La anciana permaneció largo rato en silencio, porque al parecer no encontraba respuesta oportuna a semejante pregunta y por último, apuntando un gesto de ignorancia, comentó:

—Supongo que no soy quién para opinar sobre un tema tan profundo, pero lo que sí puedo decirte es que el comportamiento de los hombres durante la guerra no tiene mucho que ver con lo que puedan ser ellos en realidad… Lo sé porque nací en España, y viví muy cerca aquella contienda… Si todos los que cometieron asesinatos en uno y otro bando hubieran sido ejecutados, poca gente quedaría… Pero el tiempo pasa, llega la paz, y con ella la obligación de olvidar… Algunos de los que hoy en día son incapaces de causar daño a nadie tendrían que colgarse del árbol más alto si recordaran sus crímenes de entonces… —Le golpeó afectuosamente la pierna de nuevo—. Pero dejemos eso… —añadió—. Éste no es lugar ni momento para discutirlo. Pronto amanecerá y estoy cansada… ¿Realmente no tienes a donde ir?

—No.

—Puedo ofrecerte una cama… Mis hijos me dejaron hace ya mucho tiempo. Conseguí sacarlos adelante pero no se sentían a gusto con una madre chatarrera… Quizá te sirva algún viejo vestido de Omayra y puedes guardar ese tan lindo para el día de tu boda… ¡Vamos…! —insistió—. ¡Ven…! Ven; no tengas miedo… —Sonrió con cierta amargura—. Pese a mi aspecto soy realmente inofensiva… Y no soy tan vieja como aparentan estas arrugas… Lo que ocurre es que el tiempo, que no perdona a nadie, a mí no me perdonó ni siquiera al principio… A los veinte años ya aparentaba cuarenta, y a los cuarenta, mil…

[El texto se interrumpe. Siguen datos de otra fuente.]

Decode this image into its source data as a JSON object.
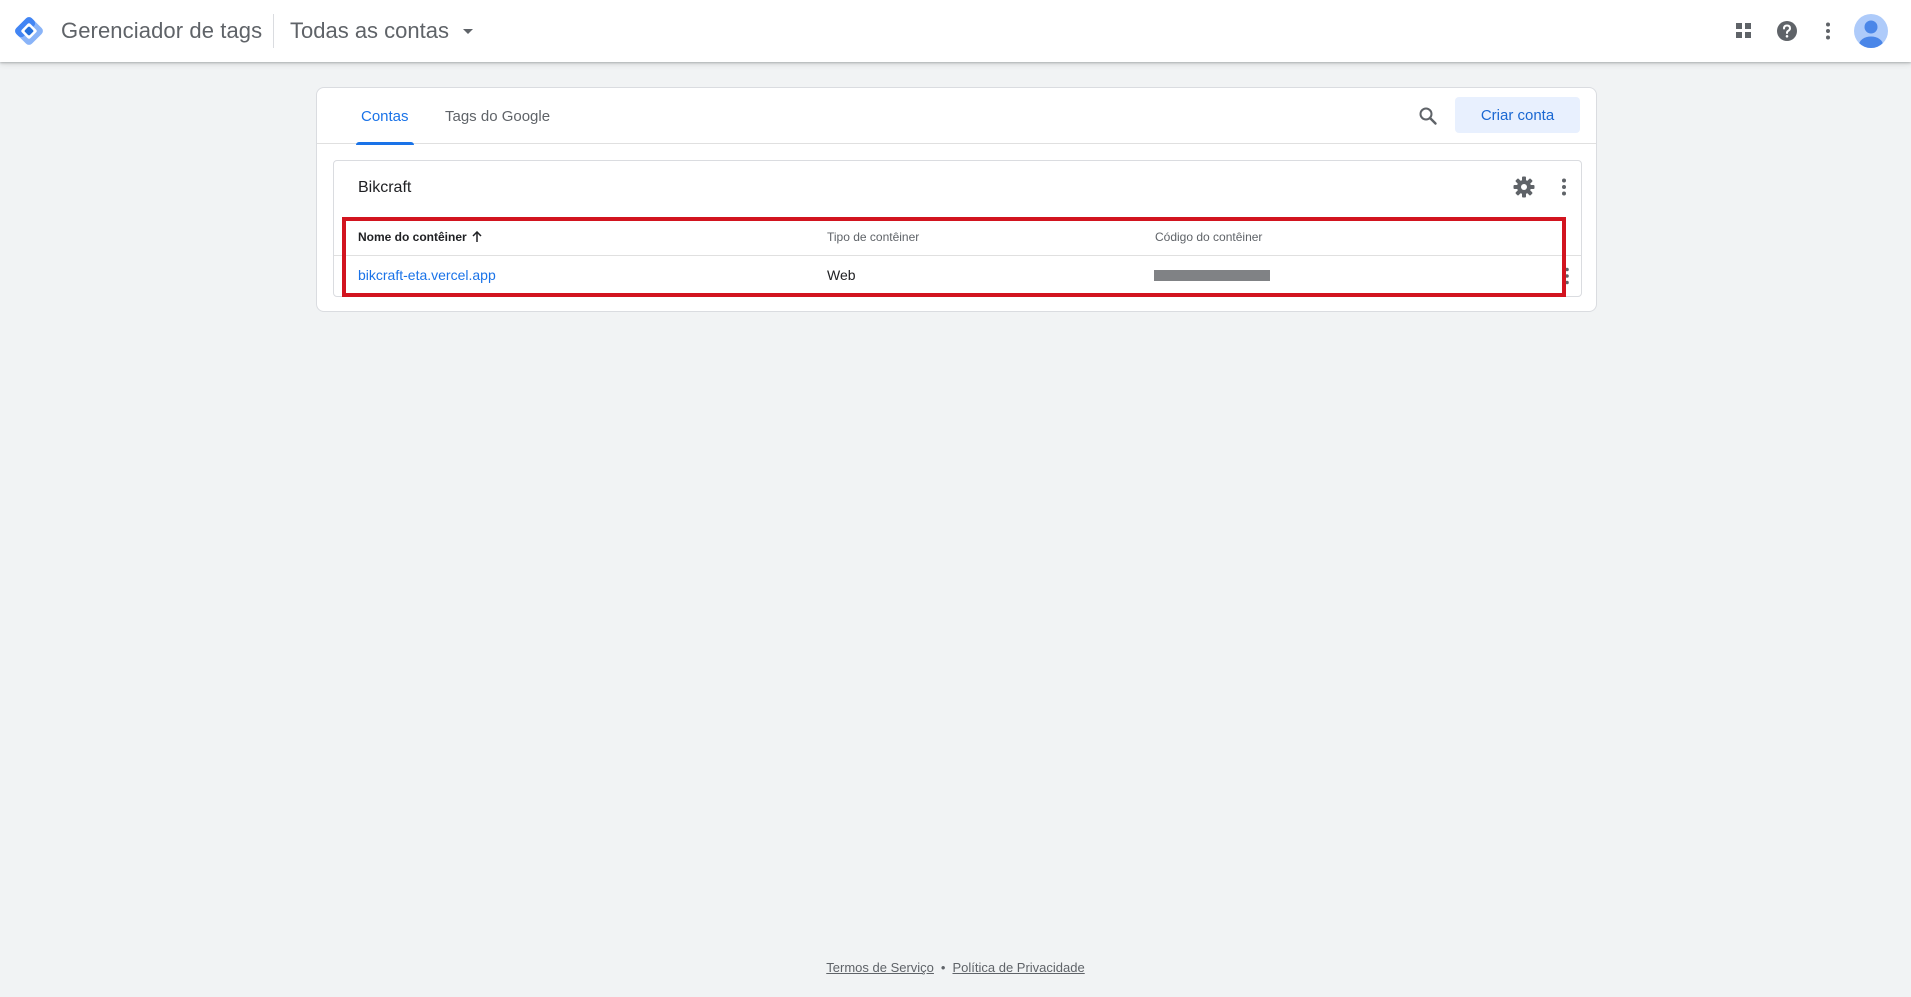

Se fueron juntas, empujando el cochecito en cuyo interior cientos de casquillos de bala de todos los tamaños chocaban entre sí produciendo un campanilleo que se extendía como un rumor de metálicos grillos por el oscuro silencio de la ciudad dormida, y constituían un espectáculo casi fantasmagórico cruzando bajo la tímida luz de las sucias farolas: una vieja de oscuro vestido y cara de pasa rubia coronada por blancas greñas estropajosas, acompañada de una joven novia que hacía equilibrios y cojeaba sobre sus estilizadísimos tacones.

Cuando se adentraron por entre las casuchas de cartón y latas, se las tragó la oscuridad, y tan sólo la estrambótica musiquilla se convirtió en sonoro testigo de su paso.